1on1でジョブ・クラフティングを扱う具体的な問いかけ例を教えてください。
「この1ヶ月で、仕事のやり方を小さく変えたことはある?」「関わる人を増やした/減らしたことは?」「この仕事が組織の誰の役に立っているか、自分の言葉で説明するとどうなる?」の3問がおすすめです。タスク・関係・認知の3次元にそれぞれ対応しています。
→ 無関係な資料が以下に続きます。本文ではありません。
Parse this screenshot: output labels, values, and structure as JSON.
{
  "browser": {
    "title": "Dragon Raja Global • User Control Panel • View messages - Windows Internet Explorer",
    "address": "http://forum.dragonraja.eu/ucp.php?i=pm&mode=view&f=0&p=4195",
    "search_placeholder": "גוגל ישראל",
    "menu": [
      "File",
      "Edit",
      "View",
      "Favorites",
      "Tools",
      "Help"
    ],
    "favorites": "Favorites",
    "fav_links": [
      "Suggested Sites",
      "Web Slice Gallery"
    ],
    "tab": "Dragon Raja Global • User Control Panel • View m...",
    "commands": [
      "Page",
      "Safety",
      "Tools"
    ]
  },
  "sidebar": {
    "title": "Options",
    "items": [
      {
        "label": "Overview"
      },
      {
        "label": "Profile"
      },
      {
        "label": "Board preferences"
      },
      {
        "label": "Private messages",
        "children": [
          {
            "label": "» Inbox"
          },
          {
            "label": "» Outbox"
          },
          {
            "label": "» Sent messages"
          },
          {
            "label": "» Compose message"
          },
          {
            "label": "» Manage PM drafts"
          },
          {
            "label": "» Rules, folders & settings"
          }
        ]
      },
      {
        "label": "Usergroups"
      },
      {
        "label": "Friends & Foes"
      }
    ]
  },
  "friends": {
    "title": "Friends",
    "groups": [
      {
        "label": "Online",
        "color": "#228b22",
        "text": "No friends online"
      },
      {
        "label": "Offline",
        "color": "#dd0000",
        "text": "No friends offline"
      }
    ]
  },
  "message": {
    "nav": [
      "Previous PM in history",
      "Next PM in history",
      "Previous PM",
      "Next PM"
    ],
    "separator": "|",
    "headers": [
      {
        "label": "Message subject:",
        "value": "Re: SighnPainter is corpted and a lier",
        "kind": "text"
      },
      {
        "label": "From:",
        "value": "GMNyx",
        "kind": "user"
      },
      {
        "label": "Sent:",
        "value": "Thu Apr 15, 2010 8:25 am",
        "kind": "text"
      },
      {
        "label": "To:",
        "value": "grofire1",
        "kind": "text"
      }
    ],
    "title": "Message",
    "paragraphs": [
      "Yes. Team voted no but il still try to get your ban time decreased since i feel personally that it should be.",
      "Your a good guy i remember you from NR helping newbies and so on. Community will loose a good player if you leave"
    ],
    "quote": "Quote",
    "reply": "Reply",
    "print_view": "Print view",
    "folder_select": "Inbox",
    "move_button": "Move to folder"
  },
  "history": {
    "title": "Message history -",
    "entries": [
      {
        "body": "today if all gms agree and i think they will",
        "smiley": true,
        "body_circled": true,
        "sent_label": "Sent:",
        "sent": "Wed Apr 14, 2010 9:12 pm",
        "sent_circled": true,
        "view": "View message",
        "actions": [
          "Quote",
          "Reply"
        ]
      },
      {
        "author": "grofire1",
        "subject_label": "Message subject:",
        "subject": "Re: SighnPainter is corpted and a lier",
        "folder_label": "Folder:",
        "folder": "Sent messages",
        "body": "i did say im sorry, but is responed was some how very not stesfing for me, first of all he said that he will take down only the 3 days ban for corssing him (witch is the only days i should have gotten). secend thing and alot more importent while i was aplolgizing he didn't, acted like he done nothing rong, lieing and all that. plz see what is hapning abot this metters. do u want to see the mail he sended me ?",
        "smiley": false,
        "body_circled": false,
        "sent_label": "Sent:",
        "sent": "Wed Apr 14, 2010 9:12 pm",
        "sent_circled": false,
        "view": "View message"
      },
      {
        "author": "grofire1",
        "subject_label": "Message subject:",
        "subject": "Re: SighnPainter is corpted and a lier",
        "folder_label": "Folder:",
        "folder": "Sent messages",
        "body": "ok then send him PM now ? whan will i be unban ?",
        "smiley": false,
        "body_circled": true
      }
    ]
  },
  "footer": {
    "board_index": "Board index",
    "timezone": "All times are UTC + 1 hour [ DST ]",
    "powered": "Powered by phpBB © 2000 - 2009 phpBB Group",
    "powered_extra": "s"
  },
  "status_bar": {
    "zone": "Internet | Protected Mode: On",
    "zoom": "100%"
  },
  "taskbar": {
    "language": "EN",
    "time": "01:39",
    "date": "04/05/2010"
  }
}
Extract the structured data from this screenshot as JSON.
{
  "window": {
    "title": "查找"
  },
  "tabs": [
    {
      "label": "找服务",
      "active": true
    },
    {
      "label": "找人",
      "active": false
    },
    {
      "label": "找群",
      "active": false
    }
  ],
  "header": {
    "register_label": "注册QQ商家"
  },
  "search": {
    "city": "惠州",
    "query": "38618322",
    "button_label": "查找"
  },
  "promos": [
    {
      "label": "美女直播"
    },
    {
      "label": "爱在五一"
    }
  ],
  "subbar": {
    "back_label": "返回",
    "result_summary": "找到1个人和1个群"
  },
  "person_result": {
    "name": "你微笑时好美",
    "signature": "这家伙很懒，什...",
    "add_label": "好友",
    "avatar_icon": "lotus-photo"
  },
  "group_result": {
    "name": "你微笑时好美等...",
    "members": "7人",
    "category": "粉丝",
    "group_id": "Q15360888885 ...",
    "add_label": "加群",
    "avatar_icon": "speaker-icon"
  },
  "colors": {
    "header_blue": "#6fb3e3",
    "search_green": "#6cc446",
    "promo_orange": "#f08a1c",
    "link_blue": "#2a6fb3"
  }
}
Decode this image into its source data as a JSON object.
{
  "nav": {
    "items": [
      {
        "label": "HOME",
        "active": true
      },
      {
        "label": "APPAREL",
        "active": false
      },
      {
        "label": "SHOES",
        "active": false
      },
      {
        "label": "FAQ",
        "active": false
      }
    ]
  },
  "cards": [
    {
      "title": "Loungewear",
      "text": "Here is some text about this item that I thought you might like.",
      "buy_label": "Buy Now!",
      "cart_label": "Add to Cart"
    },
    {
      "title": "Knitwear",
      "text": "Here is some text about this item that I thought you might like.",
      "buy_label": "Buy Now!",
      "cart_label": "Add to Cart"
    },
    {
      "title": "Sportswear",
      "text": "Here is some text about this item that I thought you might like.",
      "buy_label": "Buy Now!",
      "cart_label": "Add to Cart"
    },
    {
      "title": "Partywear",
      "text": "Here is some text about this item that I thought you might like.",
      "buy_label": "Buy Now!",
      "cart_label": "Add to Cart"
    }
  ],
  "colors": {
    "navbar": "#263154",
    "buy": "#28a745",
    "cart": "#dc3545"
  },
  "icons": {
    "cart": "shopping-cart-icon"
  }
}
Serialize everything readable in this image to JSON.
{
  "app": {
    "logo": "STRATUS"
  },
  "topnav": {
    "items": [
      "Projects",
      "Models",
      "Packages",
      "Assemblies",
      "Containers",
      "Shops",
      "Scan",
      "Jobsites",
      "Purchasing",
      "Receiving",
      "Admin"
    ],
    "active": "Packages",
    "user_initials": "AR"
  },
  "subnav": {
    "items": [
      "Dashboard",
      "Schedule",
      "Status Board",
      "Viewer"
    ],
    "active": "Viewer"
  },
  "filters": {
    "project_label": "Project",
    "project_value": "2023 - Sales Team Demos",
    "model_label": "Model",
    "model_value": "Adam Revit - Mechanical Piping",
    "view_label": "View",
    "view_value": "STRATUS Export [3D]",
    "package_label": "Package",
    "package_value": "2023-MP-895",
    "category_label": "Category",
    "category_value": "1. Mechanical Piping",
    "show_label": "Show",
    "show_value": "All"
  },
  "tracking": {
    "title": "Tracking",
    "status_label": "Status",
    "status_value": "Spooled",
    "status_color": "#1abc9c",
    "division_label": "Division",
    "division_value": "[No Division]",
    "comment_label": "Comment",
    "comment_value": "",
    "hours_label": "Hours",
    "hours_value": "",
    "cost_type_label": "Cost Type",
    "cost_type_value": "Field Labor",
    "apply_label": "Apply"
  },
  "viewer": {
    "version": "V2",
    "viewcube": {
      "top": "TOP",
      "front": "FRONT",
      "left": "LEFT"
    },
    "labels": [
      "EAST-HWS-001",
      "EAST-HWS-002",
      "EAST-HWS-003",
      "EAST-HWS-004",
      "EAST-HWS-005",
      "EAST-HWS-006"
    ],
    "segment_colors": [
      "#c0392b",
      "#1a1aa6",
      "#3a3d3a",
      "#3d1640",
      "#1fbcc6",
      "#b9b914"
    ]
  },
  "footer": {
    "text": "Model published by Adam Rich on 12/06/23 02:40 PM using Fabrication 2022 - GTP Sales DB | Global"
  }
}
マネージャー自身がジョブ・クラフティングを実践するには?
部下のマネジメントそのものを再設計対象にすると効果的です。「面談を定例から随時に変える」(タスク)「週1で他部署マネージャーと対話する」(関係)「マネジメントを“監督”ではなく“環境整備”と捉え直す」(認知)など、マネージャー自身の仕事にも3次元が適用できます。
ジョブ・クラフティングを体系的に学ぶには
ジョブ・クラフティングを組織で実装するには、前提となるワーク・エンゲイジメント研究の理解が欠かせません。島津明人教授らの『新版 ワーク・エンゲイジメント』は、ジョブ・クラフティングを含むポジティブ心理学的アプローチを実務に落とし込むための標準的テキストで、研修担当者・人事担当者の必読書として位置付けられています。
まとめ
ジョブ・クラフティングは、2001年に提唱されて以降、日本でも研究・実務の両面で蓄積が進んでいます。3つの次元(タスク・関係・認知的)と9つの具体例という枠組みを使えば、自社に合わせた導入設計が可能です。
2026年時点では、リモート・ハイブリッドワーク、Z世代の意味重視、ジョブ型雇用という3つの潮流と結びつくことで、人的資本経営の中核テーマのひとつに育っています。1on1とワークショップを組み合わせ、半年後のフォローアップまでセットで設計すると、一過性の学びに終わらずに根づかせられます。